Kryda sparked a firestorm of controversy last summer in Poland after it announced in British tabloid The Daily Mail that it had located the probable grave of Harald Bluetooth, the historic Danish Viking king who ruled the area.
The general opinion among historians is that Harold he probably died in the region in the late 10th century, but was buried in Denmark.
Kryda said it had located Harald’s burial mound in Wiejkowo, a small village inland from Wolin, using satellite images.
Filipowiak called him “pseudoscience”.
The furore over where Harald Bluetooth is buried has turned the Viking king — celebrated as the unifier of feuding Norse fiefdoms and the inspiration for the name of a wireless technology designed to join devices — into an agent of noisy division.
Grzybowska, the mayor, said she was not qualified to judge whether Harald was buried in her precinct, but added she would be delighted if it were true.
“It would add a special splendor and grandeur to our island,” he said.
In the Grzybowska district is a Slavic and Viking village, dotted with thatched log cabins and a rune-engraved stone celebrating Harald Bluetooth.

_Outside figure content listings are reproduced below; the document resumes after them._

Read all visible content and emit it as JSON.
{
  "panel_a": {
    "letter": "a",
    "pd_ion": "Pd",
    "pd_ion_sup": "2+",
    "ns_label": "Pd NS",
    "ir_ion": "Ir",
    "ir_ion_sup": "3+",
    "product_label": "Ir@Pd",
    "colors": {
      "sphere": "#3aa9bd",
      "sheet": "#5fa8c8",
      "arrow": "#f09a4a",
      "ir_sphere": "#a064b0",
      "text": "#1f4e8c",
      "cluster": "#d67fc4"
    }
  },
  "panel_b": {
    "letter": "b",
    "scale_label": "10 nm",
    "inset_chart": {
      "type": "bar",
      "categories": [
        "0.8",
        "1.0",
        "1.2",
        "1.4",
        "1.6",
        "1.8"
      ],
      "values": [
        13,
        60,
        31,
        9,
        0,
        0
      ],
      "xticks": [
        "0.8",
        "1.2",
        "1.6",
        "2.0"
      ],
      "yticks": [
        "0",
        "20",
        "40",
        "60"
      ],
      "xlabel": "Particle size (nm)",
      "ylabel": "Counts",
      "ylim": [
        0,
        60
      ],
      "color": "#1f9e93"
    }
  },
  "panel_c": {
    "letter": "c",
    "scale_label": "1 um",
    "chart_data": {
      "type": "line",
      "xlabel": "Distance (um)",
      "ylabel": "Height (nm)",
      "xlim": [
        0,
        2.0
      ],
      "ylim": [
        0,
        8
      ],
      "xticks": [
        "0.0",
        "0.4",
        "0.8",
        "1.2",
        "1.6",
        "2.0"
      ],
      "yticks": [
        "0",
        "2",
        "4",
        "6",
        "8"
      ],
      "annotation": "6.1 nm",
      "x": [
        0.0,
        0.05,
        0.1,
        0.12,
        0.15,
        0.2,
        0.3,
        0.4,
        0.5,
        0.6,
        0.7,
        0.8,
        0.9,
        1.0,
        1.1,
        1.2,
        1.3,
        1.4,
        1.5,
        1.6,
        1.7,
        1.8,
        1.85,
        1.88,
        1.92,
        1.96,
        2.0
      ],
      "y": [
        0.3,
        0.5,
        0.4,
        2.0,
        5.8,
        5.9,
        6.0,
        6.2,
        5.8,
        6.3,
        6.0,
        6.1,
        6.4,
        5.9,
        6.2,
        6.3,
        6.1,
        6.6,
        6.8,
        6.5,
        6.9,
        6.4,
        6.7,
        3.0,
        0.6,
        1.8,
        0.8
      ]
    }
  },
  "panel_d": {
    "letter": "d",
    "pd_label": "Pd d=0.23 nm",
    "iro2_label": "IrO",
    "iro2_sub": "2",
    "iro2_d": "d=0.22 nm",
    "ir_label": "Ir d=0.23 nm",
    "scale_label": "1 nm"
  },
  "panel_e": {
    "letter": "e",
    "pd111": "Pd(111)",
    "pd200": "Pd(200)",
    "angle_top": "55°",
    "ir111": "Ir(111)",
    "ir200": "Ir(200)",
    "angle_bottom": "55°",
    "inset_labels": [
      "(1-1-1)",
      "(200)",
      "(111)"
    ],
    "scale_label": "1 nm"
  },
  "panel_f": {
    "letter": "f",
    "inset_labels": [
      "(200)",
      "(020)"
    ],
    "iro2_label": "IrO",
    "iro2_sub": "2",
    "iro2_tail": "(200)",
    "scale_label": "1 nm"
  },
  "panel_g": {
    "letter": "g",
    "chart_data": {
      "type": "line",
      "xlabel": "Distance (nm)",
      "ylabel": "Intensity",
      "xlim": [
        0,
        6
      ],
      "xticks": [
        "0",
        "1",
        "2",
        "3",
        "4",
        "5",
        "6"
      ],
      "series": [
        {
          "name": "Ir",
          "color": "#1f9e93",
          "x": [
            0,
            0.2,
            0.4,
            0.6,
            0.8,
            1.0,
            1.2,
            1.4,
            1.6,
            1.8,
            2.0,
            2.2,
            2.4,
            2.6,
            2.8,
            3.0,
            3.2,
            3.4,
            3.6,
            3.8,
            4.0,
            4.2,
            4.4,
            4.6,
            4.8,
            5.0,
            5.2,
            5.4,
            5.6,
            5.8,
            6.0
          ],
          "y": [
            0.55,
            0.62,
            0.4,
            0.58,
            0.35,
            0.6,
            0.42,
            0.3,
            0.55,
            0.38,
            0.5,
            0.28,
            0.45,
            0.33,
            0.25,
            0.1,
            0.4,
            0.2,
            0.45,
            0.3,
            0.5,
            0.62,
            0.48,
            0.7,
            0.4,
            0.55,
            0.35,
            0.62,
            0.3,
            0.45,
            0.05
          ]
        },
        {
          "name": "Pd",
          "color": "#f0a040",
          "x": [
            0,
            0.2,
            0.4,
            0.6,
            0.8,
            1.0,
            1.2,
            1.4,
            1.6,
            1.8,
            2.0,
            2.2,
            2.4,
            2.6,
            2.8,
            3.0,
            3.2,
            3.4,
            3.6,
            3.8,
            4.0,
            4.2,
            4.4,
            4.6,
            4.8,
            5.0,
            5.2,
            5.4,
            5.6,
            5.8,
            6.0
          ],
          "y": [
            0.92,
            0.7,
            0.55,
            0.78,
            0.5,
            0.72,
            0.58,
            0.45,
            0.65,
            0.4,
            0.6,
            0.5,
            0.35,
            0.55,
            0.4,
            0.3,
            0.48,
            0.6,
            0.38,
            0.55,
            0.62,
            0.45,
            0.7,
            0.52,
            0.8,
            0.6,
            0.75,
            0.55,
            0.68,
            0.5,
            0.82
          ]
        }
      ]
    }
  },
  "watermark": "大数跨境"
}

But these are modern forgeries, representations of a distant Viking past that stir the imagination but have been difficult to pin down with certainty despite decades of digging by archaeologists for traces of Jomsborg.
Kokora, the museum’s director, described the elusive 10th-century settlement as a “medieval New York on the Baltic” – a trade center with a mixed population of Vikings, Germans and Slavs – that had mysteriously disappeared of the map, leaving only traces of its existence in archaic texts.
It is said to have had thousands of inhabitants, a fortress and a long pier to house the Viking ships that sailed to and from Scandinavia and North America.
Thousands of kilometers away, in Morocco, traces of enslaved Slavs who traded with the Baltic coast in the first millennium.
Examining bits of pottery dug up on a messy table in her museum, Kokora said the Vikings hadn’t bothered much with making pots and weren’t very good at it.
“They just took from the Slavs,” he said.
In the 1930s, German archaeologists, eager to disprove Polish claims that the area had been inhabited mainly by Slavs, excavated a mound on the opposite side of the city on Hanged Man’s Hill, hoping to find traces of Jomsborg and the evidence that the Scandinavians, a major pillar of the Nazi ideology of Aryan supremacy, had been there first.
They found some artifacts, but no evidence of a Viking fortress.
Parts of Hanged Hill had been excavated before Filipowiak began excavation, but not the area selected for construction.
Archaeologist said his chance discovery of what he believes could be 10th-century Jomsborg fortress walls is still needed more analysis, but believes there is already “80% certainty” that it is the place.
The debate over where Jomsborg is – or whether it even exists – has been “a very long discussion,” Filipowiak said.
“I hope I can help put an end to this.”
Source: Clarin
Mary Ortiz is a seasoned journalist with a passion for world events. As a writer for News Rebeat, she brings a fresh perspective to the latest global happenings and provides in-depth coverage that offers a deeper understanding of the world around us.